REWIND & ZOOM: Il LeoMilan e il 4-2-?-3
Alzi la mano chi non ha mai avuto paura che Lazio-Milan potesse diventare il remake capitolino della beffa patita al San Paolo. Ad un certo punto, e precisamente dopo un'ora di gioco, la partita di ieri sembrava un film già visto: Lazio rinvigorita dal gol del 2-1, Milan in affanno, incapace di rendersi pericoloso. E invece no: malgrado i rischi e i pericoli creati quasi esclusivamente da quel diavoletto di Mauro Zarate, il Milan è riuscito a portare a casa tre punti pesanti, prima della sosta, al termine di una gara giocata nel complesso meglio che a Napoli. E allora tutti a guardare la classifica: la Roma ferma l'Inter a San Siro, i rossoneri sono la terza forza del campionato: ergo, possono (devono) credere nello scudetto. Ognuno è libero di pensare ciò che vuole, ma siccome l'illusione è dolce per sua natura, io preferisco ignorare le graduatorie e sposare il pensiero (vero o no) di Massimo Oddo: qualcosa di buono si comincia a vedere, abbiamo intenzione di giocarcela fino alla fine, ma è presto per guardare avanti: meglio guardare a noi stessi.

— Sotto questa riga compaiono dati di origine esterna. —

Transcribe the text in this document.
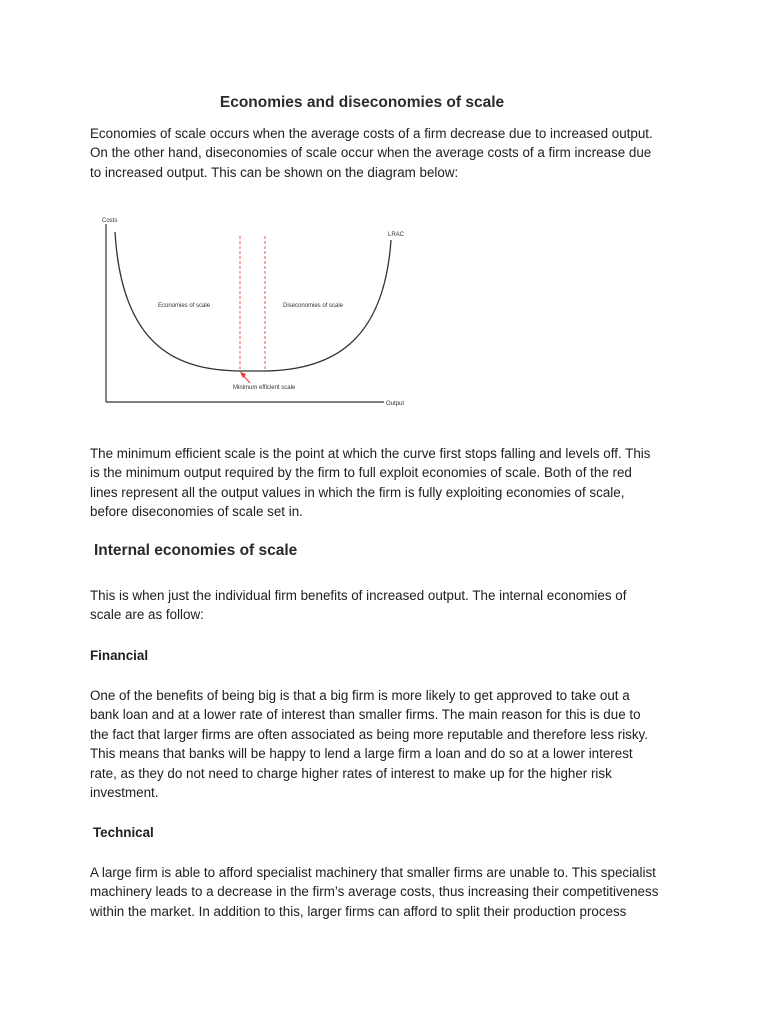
Economies and diseconomies of scale

Economies of scale occurs when the average costs of a firm decrease due to increased output.
On the other hand, diseconomies of scale occur when the average costs of a firm increase due
to increased output. This can be shown on the diagram below:

Costs
Output
LRAC
Economies of scale	Diseconomies of scale
Minimum efficient scale

The minimum efficient scale is the point at which the curve first stops falling and levels off. This
is the minimum output required by the firm to full exploit economies of scale. Both of the red
lines represent all the output values in which the firm is fully exploiting economies of scale,
before diseconomies of scale set in.

Internal economies of scale

This is when just the individual firm benefits of increased output. The internal economies of
scale are as follow:

Financial

One of the benefits of being big is that a big firm is more likely to get approved to take out a
bank loan and at a lower rate of interest than smaller firms. The main reason for this is due to
the fact that larger firms are often associated as being more reputable and therefore less risky.
This means that banks will be happy to lend a large firm a loan and do so at a lower interest
rate, as they do not need to charge higher rates of interest to make up for the higher risk
investment.

Technical

A large firm is able to afford specialist machinery that smaller firms are unable to. This specialist
machinery leads to a decrease in the firm’s average costs, thus increasing their competitiveness
within the market. In addition to this, larger firms can afford to split their production process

Torniamo al match, e al paragone tra la sfida di ieri e quella di qualche giorno fa al San Paolo. La differenza sostanziale mi sembra sia tutta nel potenziale dell'avversario: a Napoli, il Milan ha dovuto lottare contro 11 avversari in forma smagliante e contro un pubblico bollente. A Roma, diciamocela tutta, l'unico a creare problemi è stato Zarate: non è un caso che il gol biancoceleste sia scaturito da un doppio rimpallo sugli sviluppi di una sua conclusione, e che più di una volta l'argentino sia partito da centrocampo palla al piede e giunto sin nei pressi della nostra area di rigore. Zarate a parte (al quale possiamo soltanto dire: complimenti), e complice un avversario decisamente modesto, il Milan di ieri ha tenuto meglio il campo, ed anche nella ripresa, malgrado il forcing degli uomini di Ballardini, è riuscito in più di un'occasione a rendersi pericoloso.

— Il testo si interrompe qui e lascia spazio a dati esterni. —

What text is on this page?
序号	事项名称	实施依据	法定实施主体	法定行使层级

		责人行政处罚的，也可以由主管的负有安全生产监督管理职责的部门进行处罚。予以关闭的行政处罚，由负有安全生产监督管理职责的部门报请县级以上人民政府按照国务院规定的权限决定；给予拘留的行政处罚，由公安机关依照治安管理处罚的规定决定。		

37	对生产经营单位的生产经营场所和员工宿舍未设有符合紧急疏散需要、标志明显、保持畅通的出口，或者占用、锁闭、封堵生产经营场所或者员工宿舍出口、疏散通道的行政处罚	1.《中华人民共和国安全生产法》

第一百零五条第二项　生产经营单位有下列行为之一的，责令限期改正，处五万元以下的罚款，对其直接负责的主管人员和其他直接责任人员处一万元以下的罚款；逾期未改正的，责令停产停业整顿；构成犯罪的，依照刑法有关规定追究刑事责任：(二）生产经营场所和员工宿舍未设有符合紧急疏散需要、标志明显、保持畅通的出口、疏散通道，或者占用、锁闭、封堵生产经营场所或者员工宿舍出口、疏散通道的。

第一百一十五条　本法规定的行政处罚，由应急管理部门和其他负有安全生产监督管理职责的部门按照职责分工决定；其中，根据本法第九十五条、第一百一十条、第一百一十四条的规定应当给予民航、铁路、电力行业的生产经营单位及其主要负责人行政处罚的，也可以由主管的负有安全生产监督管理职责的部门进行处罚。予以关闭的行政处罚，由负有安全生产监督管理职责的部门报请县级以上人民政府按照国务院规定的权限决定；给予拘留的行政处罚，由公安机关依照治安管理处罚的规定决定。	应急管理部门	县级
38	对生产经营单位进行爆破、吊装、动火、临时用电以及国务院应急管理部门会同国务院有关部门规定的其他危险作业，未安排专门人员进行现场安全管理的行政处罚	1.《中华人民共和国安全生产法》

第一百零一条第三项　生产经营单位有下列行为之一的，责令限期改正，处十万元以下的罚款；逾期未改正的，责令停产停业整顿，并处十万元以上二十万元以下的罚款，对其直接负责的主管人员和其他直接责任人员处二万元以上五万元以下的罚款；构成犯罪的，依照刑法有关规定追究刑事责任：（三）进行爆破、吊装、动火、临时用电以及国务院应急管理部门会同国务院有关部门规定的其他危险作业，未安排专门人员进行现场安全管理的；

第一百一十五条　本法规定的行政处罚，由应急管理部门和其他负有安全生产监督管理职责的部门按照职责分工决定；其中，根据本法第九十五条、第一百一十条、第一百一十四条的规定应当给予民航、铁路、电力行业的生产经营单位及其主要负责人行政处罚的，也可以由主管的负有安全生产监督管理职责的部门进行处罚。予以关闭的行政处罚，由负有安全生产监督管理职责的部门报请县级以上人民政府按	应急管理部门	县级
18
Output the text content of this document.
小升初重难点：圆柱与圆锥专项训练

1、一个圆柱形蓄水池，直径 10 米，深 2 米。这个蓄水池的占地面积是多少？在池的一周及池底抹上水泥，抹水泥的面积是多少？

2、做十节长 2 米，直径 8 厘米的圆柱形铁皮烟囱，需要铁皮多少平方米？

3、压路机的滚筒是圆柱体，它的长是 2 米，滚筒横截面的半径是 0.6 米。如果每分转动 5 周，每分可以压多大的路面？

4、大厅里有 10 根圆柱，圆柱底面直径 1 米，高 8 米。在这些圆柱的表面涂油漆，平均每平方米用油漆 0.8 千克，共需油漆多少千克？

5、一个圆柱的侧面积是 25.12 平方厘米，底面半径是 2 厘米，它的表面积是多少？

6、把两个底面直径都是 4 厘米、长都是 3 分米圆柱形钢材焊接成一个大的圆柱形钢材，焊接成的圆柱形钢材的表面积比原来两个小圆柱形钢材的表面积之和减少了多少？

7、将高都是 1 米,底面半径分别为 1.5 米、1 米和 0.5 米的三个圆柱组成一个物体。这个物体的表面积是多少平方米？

Come ammesso nel post partita da Thiago Silva, i rossoneri stanno attraversando un ottimo momento: le vittorie, certo, mettono tutti d'accordo. Ma c'è di più: c'è che Leonardo sta dimostrando di non essere "un uomo a caso", sforzandosi (con successo) di dare alla creatura rossonera un'impronta chiara. Il "suo" Milan corre meglio di tanti Milan visti negli ultimi anni, e si avvale di un modulo - il 4-2-1-3 - che, se interpretato al meglio da ogni singolo esecutore, sa essere efficiente e divertente al contempo. Guardare a noi stessi: dice bene Oddo, perchè sebbene sia un ottimo momento, c'è ancora da lavorare. Su due punti in particolare, a mio avviso, Mister Leonardo dovrà concentrarsi nei prossimi giorni: innanzitutto, sul fatto che questo Milan non riesce mai ad infierire il colpo di grazia alle partite, lasciando in vita gli avversari e la possibilità di pericolosi colpi di coda. Segna uno o due gol, poi, troppo spesso, rinuncia a giocare, si abbassa chiudendosi in trincea e si rimette alla clemenza del destino.A Napoli, questo atteggiamento è costato due punti che fra qualche mese nessuno di noi vorrebbe rimpiangere. Il secondo punto è il numero 1 del modulo, ovvero, quell'uomo che gioca tra le linee - inventando per gli attaccanti, trasformandosi egli stesso in attaccante - di cui il Milan sta facendo a meno. L'indiscutibile classe e la pericolosità nei tiri da fuori farebbero di Seedorf l'uomo ideale per ricoprire questo ruolo, ma l'olandese è in un momento no che dura da diverse settimane. Anche ieri, il suo apporto al gioco del Milan è stato minimo e, nella sincera speranza che "Effetto sera" ritrovi al più presto se stesso,comincio a pensare che non sia "tagliato" per l'ultimo passaggio. Ipotesi: e se si provasse ad invertire i ruoli, portando Dinho sulla trequarti e riportando Clarence sulla sinistra?